A linear program can be written in the following standard form:

\[ \begin{array}{ll} \text { Maximize the value of } & \mathbf{c}^T \mathbf{x} \\ \text { among all vectors } \mathbf{x} \in \mathbb{R}^n \text { satisfying } & A \mathbf{x} \leq \mathbf{b}, \end{array} \]

where \(A\) is a given \(m \times n\) real matrix and \(\mathbf{c} \in \mathbb{R}^n, \mathbf{b} \in \mathbb{R}^m\) are given vectors. Here inequality holds for two vectors of equal length if and only if it holds componentwise.

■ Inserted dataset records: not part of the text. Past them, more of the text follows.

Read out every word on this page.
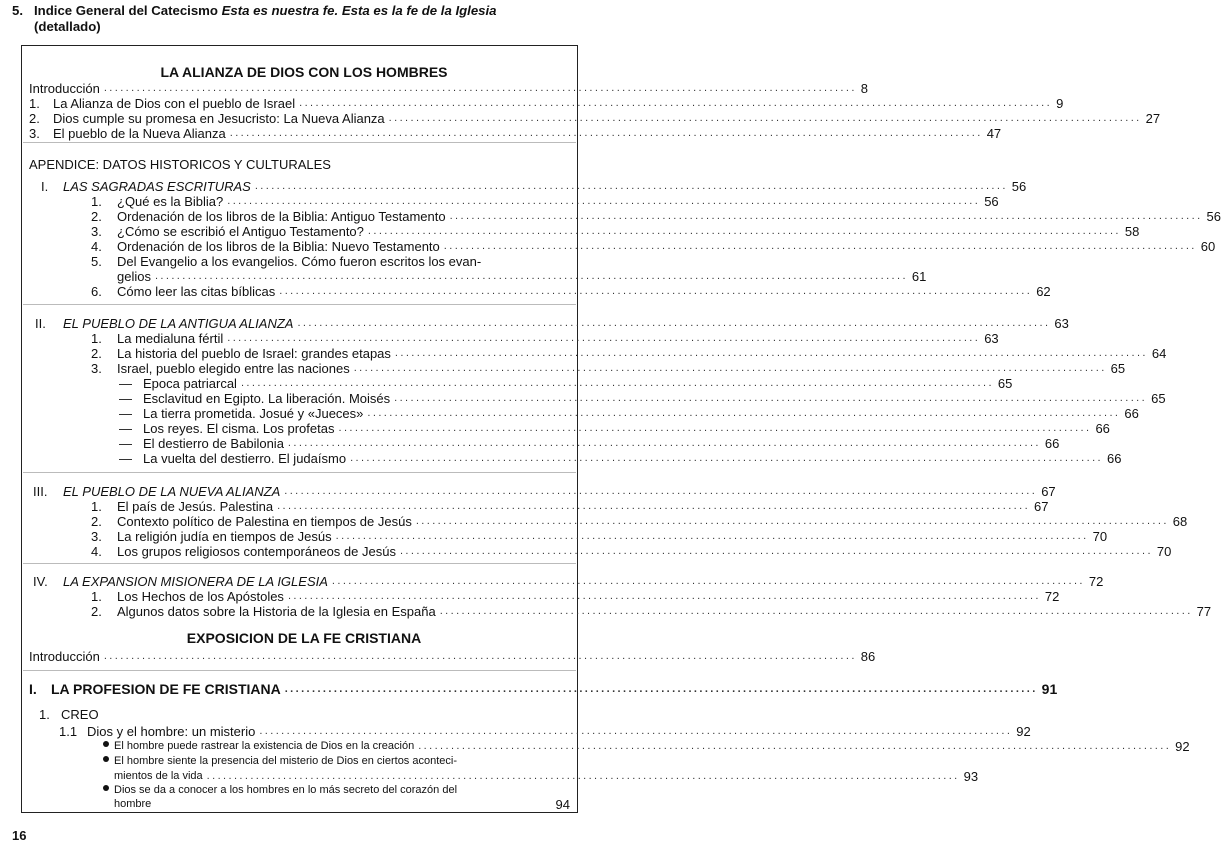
5. Indice General del Catecismo Esta es nuestra fe. Esta es la fe de la Iglesia
(detallado)
LA ALIANZA DE DIOS CON LOS HOMBRES
Introducción .......................................................................................................................................... 8
1. La Alianza de Dios con el pueblo de Israel .......................................................................................................................................... 9
2. Dios cumple su promesa en Jesucristo: La Nueva Alianza .......................................................................................................................................... 27
3. El pueblo de la Nueva Alianza .......................................................................................................................................... 47
APENDICE: DATOS HISTORICOS Y CULTURALES
I. LAS SAGRADAS ESCRITURAS .......................................................................................................................................... 56
1. ¿Qué es la Biblia? .......................................................................................................................................... 56
2. Ordenación de los libros de la Biblia: Antiguo Testamento .......................................................................................................................................... 56
3. ¿Cómo se escribió el Antiguo Testamento? .......................................................................................................................................... 58
4. Ordenación de los libros de la Biblia: Nuevo Testamento .......................................................................................................................................... 60
5. Del Evangelio a los evangelios. Cómo fueron escritos los evan-
gelios .......................................................................................................................................... 61
6. Cómo leer las citas bíblicas .......................................................................................................................................... 62
II. EL PUEBLO DE LA ANTIGUA ALIANZA .......................................................................................................................................... 63
1. La medialuna fértil .......................................................................................................................................... 63
2. La historia del pueblo de Israel: grandes etapas .......................................................................................................................................... 64
3. Israel, pueblo elegido entre las naciones .......................................................................................................................................... 65
— Epoca patriarcal .......................................................................................................................................... 65
— Esclavitud en Egipto. La liberación. Moisés .......................................................................................................................................... 65
— La tierra prometida. Josué y «Jueces» .......................................................................................................................................... 66
— Los reyes. El cisma. Los profetas .......................................................................................................................................... 66
— El destierro de Babilonia .......................................................................................................................................... 66
— La vuelta del destierro. El judaísmo .......................................................................................................................................... 66
III. EL PUEBLO DE LA NUEVA ALIANZA .......................................................................................................................................... 67
1. El país de Jesús. Palestina .......................................................................................................................................... 67
2. Contexto político de Palestina en tiempos de Jesús .......................................................................................................................................... 68
3. La religión judía en tiempos de Jesús .......................................................................................................................................... 70
4. Los grupos religiosos contemporáneos de Jesús .......................................................................................................................................... 70
IV. LA EXPANSION MISIONERA DE LA IGLESIA .......................................................................................................................................... 72
1. Los Hechos de los Apóstoles .......................................................................................................................................... 72
2. Algunos datos sobre la Historia de la Iglesia en España .......................................................................................................................................... 77
EXPOSICION DE LA FE CRISTIANA
Introducción .......................................................................................................................................... 86
I. LA PROFESION DE FE CRISTIANA .......................................................................................................................................... 91
1. CREO
1.1 Dios y el hombre: un misterio .......................................................................................................................................... 92
El hombre puede rastrear la existencia de Dios en la creación .......................................................................................................................................... 92
El hombre siente la presencia del misterio de Dios en ciertos aconteci-
mientos de la vida .......................................................................................................................................... 93
Dios se da a conocer a los hombres en lo más secreto del corazón del
hombre	94
16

Any vector \(\mathbf{x} \in \mathbb{R}^n\) satisfying all constraints of a given linear program is a feasible solution. Each \(\mathbf{x}^* \in \mathbb{R}^n\) that gives the maximum possible value of \(\mathbf{c}^T \mathbf{x}\) among all feasible \(\mathbf{x}\) is called an optimal solution, or optimum for short.

General Form of LP

Rewriting the standard form of LP explicitly,

\[ \begin{aligned} &\begin{array}{ll} \text { maximize the value of } & \mathbf{c}^T \mathbf{x} \\ \text { among all vectors } \mathbf{x} \in \mathbb{R}^n \text { satisfying } & A \mathbf{x} \leq \mathbf{b}, \end{array}\\ \quad \\ = &\begin{array}{ll} \text { maximize } & \mathbf{c}^T \mathbf{x} =c_1 x_1+c_2 x_2+\cdots+c_n x_n \\ \text { subject to } & a_{11} x_1+a_{12} x_2+\cdots+a_{1 n} x_n \leq b_1 \\ & a_{21} x_1+a_{22} x_2+\cdots+a_{2 n} x_n \leq b_2 \\ & \vdots \\ & a_{m 1} x_1+a_{m 2} x_2+\cdots+a_{m n} x_n \leq b_m \end{array} \end{aligned} \]

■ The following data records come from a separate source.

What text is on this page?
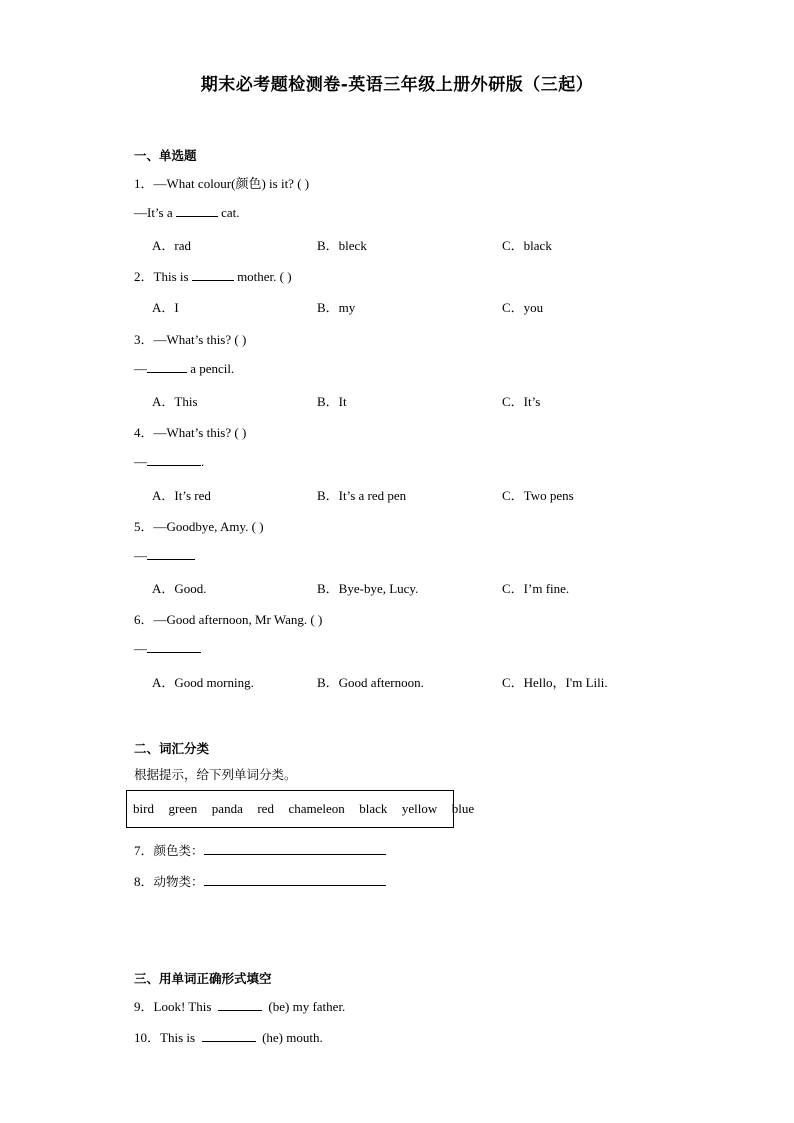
期末必考题检测卷-英语三年级上册外研版（三起）
一、单选题
1．—What colour(颜色) is it? ( )
—It’s a	cat.
A．rad	B．bleck	C．black
2．This is	mother. ( )
A．I	B．my	C．you
3．—What’s this? ( )
—	a pencil.
A．This	B．It	C．It’s
4．—What’s this? ( )
—	.
A．It’s red	B．It’s a red pen	C．Two pens
5．—Goodbye, Amy. ( )
—
A．Good.	B．Bye-bye, Lucy.	C．I’m fine.
6．—Good afternoon, Mr Wang. ( )
—
A．Good morning.	B．Good afternoon.	C．Hello，I'm Lili.
二、词汇分类
根据提示，给下列单词分类。
bird  green  panda  red  chameleon  black  yellow  blue
7．颜色类：
8．动物类：
三、用单词正确形式填空
9．Look! This	(be) my father.
10．This is	(he) mouth.
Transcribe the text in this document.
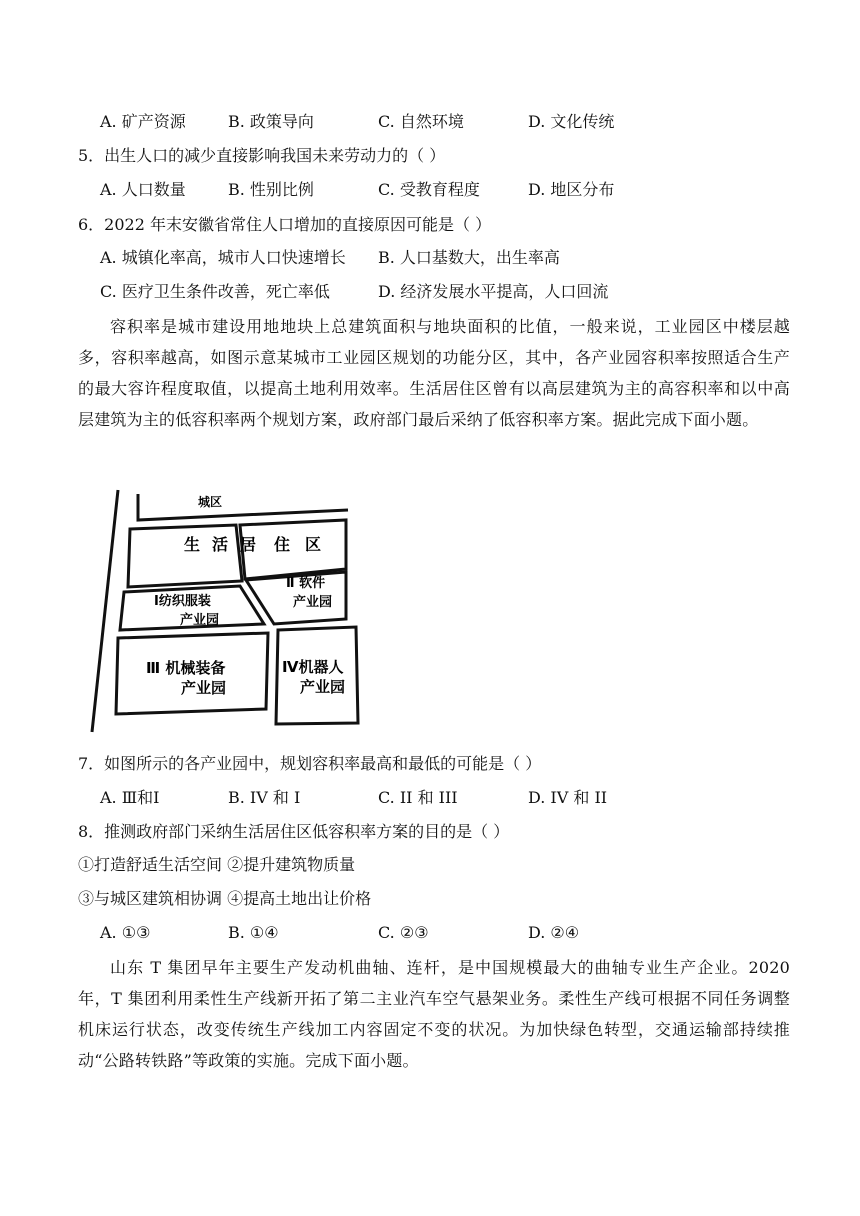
A. 矿产资源	B. 政策导向	C. 自然环境	D. 文化传统
5．出生人口的减少直接影响我国未来劳动力的（ ）
A. 人口数量	B. 性别比例	C. 受教育程度	D. 地区分布
6．2022 年末安徽省常住人口增加的直接原因可能是（ ）
A. 城镇化率高，城市人口快速增长 B. 人口基数大，出生率高
C. 医疗卫生条件改善，死亡率低	D. 经济发展水平提高，人口回流
容积率是城市建设用地地块上总建筑面积与地块面积的比值，一般来说，工业园区中楼层越多，容积率越高，如图示意某城市工业园区规划的功能分区，其中，各产业园容积率按照适合生产的最大容许程度取值，以提高土地利用效率。生活居住区曾有以高层建筑为主的高容积率和以中高层建筑为主的低容积率两个规划方案，政府部门最后采纳了低容积率方案。据此完成下面小题。
城区
生 活 居 住 区
Ⅰ纺织服装
产业园
Ⅱ 软件
产业园
Ⅲ 机械装备
产业园
Ⅳ机器人
产业园
7．如图所示的各产业园中，规划容积率最高和最低的可能是（ ）
A. Ⅲ和Ⅰ	B. IV 和 I	C. II 和 III	D. IV 和 II
8．推测政府部门采纳生活居住区低容积率方案的目的是（ ）
①打造舒适生活空间 ②提升建筑物质量
③与城区建筑相协调 ④提高土地出让价格
A. ①③	B. ①④	C. ②③	D. ②④
山东 T 集团早年主要生产发动机曲轴、连杆，是中国规模最大的曲轴专业生产企业。2020 年，T 集团利用柔性生产线新开拓了第二主业汽车空气悬架业务。柔性生产线可根据不同任务调整机床运行状态，改变传统生产线加工内容固定不变的状况。为加快绿色转型，交通运输部持续推动“公路转铁路”等政策的实施。完成下面小题。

Convex Optimization Problem

Linear Programming Problem

Optimization problem is called a linear program if the objective and constraint functions \(f_0, \ldots, f_m\) are linear, i.e., satisfy

\[ f_i(\alpha x+\beta y)=\alpha f_i(x)+\beta f_i(y) \]

for all \(x, y \in \mathbf{R}^n\) and all \(\alpha, \beta \in \mathbf{R}\).

Convex Optimization Problem

A convex optimization problem is one in which the objective and constraint functions are convex, which means they satisfy the following inequality:

\[ f_i(\alpha x+\beta y) \leq \alpha f_i(x)+\beta f_i(y) \]

for all \(x, y \in \mathbf{R}^n\) and all \(\alpha, \beta \in \mathbf{R}\) with \(\alpha+\beta=1, \alpha \geq 0, \beta \geq 0\).